All doctors would be paid by the same system so issues of choice would not come up. It would, in effect, extend the Medicare system for retirees to all Americans.

“It is the most efficient provider in the nation right now,” he says.

The Canadian single-payer system, he says, has reduced health care costs so that they are now one-half of those in the United States.

“There are complaints, sure, but Canadians would never give up their system for the non-system we have — who would? They do not have inferior quality of care.”

Dilliway argues that costs for private insurance companies are twice those of Medicare “because they have dividends to pay and all those clerks to hire.”

The issue at the heart of the debate is the risk pool. Medicare covers the elderly, the people most likely to need health care. If Medicare were extended to everyone, the pool would be expanded to include young as well as old, sick as well as healthy. Insurance can be efficient to the extent it can spread the risk.
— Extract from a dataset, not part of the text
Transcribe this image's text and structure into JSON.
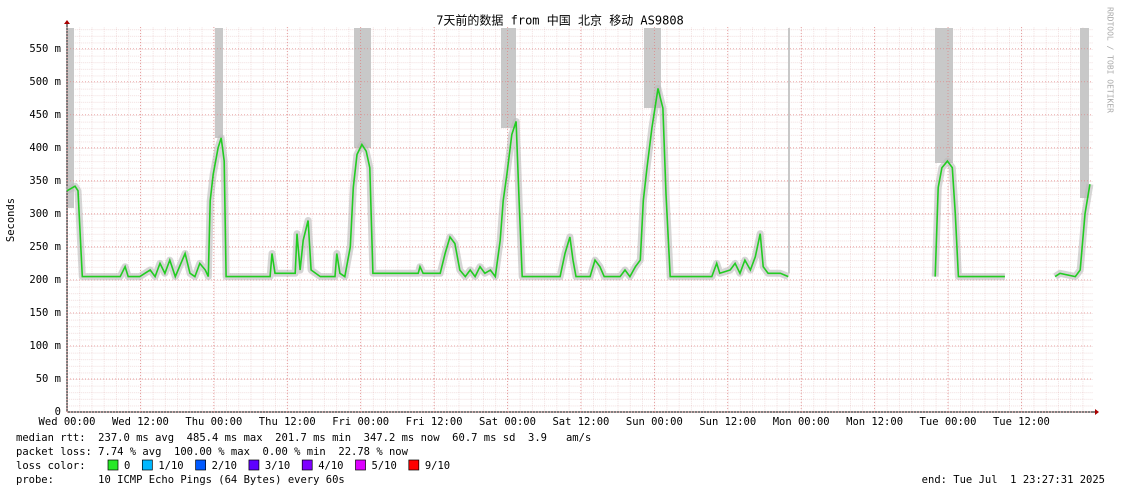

Keeping private insurers — even in a “marketplace” approach with a public option — would not allow for a large risk pool with low-risk insured, Dilliway says.

“The government is already paying for costly programs — it needs the rest of the population on board to keep per-capita costs down,” he says.

Dilliway cites polls suggesting majorities of both the general population and of physicians themselves favor a national insurance system.

He knows, however, that, without Obama’s support, single-payer doesn’t have much of a chance — at least this time around.

“The president doesn’t want to have that fight now.”